'Eleventh Night' bonfires to be set alight across Northern Ireland

The wooden pallet structures have been under construction for a number of days ahead of tonight's events

'Eleventh Night' bonfires to be set alight across Northern Ireland

Image: Brian Lawless / PA Wire/Press Association Images

Large bonfires are to be set alight this evening across Northern Ireland ahead of the July 12th.

The 'Eleventh Night' traditionally marks the start of the commemorations of the Protestant King William III's victory at the Battle of the Boyne in 1690.

The huge wooden pallet structures have been under construction for a number of days, with large crowds expected to attend.
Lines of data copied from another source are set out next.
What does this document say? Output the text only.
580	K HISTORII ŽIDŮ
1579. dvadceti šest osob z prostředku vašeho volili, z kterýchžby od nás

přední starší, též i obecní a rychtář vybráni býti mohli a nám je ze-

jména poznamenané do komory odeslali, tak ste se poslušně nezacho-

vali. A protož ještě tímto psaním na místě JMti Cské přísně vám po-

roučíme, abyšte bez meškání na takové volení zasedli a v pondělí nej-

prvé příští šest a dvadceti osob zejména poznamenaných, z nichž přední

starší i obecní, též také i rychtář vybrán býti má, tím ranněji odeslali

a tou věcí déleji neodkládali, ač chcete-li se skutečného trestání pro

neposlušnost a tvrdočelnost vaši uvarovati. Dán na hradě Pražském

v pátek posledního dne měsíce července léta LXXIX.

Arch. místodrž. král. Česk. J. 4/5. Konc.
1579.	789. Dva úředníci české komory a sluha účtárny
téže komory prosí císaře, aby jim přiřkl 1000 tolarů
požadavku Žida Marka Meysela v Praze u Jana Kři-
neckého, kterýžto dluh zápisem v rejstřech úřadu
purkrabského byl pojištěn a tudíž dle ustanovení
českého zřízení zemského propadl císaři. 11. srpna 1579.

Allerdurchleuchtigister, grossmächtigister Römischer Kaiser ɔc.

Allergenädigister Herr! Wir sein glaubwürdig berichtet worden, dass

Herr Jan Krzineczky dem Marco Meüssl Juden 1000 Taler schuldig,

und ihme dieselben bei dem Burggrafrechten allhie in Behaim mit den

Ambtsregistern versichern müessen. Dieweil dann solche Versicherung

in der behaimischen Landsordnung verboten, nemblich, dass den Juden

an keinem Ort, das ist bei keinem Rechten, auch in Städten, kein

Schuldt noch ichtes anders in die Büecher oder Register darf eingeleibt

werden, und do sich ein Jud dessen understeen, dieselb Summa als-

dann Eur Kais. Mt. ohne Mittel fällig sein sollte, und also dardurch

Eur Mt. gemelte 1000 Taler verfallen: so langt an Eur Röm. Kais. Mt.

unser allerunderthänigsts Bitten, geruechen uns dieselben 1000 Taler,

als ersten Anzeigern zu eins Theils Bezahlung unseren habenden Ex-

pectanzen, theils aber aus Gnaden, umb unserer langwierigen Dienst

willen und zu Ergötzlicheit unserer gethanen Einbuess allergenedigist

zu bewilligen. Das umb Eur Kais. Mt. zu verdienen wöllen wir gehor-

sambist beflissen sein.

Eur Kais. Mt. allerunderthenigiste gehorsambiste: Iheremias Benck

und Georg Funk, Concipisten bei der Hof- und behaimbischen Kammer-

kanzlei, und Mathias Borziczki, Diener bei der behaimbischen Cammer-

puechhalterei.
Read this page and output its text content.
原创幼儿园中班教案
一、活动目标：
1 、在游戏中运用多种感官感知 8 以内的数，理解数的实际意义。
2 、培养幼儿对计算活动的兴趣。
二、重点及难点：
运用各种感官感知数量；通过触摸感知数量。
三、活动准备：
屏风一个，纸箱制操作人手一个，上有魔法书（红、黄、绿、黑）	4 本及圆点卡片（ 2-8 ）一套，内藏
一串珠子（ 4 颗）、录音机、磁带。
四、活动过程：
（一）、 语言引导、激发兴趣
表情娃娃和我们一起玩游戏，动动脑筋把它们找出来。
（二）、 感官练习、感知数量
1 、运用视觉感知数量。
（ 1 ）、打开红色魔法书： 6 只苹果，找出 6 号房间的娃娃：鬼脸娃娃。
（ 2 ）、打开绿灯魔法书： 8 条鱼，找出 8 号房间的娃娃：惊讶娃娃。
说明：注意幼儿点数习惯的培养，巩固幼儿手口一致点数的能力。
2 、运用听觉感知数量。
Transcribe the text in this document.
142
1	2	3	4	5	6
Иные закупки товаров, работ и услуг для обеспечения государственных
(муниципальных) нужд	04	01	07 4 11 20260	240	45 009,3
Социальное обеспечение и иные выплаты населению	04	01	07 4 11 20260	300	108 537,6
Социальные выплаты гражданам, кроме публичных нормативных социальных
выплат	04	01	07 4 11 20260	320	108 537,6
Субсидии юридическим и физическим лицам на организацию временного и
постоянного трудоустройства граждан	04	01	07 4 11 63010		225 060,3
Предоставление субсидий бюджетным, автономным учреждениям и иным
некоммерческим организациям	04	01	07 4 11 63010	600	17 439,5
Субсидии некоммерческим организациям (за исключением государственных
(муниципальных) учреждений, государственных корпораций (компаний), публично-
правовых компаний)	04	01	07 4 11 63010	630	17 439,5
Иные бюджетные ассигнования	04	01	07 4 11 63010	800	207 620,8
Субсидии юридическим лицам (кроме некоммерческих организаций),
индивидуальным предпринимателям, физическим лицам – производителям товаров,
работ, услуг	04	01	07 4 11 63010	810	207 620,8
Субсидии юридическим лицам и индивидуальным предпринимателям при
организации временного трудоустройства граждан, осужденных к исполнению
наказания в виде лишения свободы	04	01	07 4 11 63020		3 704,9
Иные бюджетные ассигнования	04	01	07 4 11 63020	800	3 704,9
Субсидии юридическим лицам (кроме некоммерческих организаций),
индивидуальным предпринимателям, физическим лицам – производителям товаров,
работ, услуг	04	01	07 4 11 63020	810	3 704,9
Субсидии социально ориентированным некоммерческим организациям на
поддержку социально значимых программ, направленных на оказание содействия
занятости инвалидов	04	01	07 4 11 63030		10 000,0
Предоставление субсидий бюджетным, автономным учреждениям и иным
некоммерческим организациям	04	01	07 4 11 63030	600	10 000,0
Last year a number of residents living on Chobham Street in Belfast had to be evacuated from their homes for protection from a massive bonfire in the area.

 A bonfire under construction near Chobam Street, Belfast | Image:  Brian Lawless / PA Wire/Press Association Images

A completed bonfire in the Hopewell area in the Lower Shankill | Image: Brian Lawless / PA Wire/Press Association Images

A total of 18 Orange Order parades will take place across Northern Ireland tomorrow to mark 'The Twelfth'.

In Belfast the parade will begin at 10am and travel a six-mile route through the city. It is traditionally the longest of all the demonstrations and will feature up to 60 bands.

Flagship parades will take place in Portadown and Kilkeel. 5,000 members are expected to walk in the Portadown parade, which begins at 10.15am. 

Men construct a bonfire in the Ballymacash area of Lisburn | Image:  Brian Lawless / PA Wire/Press Association Images

The Police Federation for Northern Ireland (PFNI) has appealed for 'spirit of Euro 2016' over the Twelfth period.

PFNI Chairman Mark Lindsay commended the Northern Ireland and Republic of Ireland fans for their outstanding behaviour and would now like to see the same approach taken to the parades.

"The officers I represent want nothing more than a trouble-free Twelfth where they are not the target for people who have little or no respect or understanding for the job that they do.

"We don’t want to see officers hurt in the execution of their duties. Neither they nor the wider community, of which they, too, are a part, wants unrest and disorder.

"Euro 2016 demonstrated that it can be done, and done well," he added.

"Let’s see that spirit replicated with the men and women of the PSNI given the respect they deserve for a difficult and demanding job."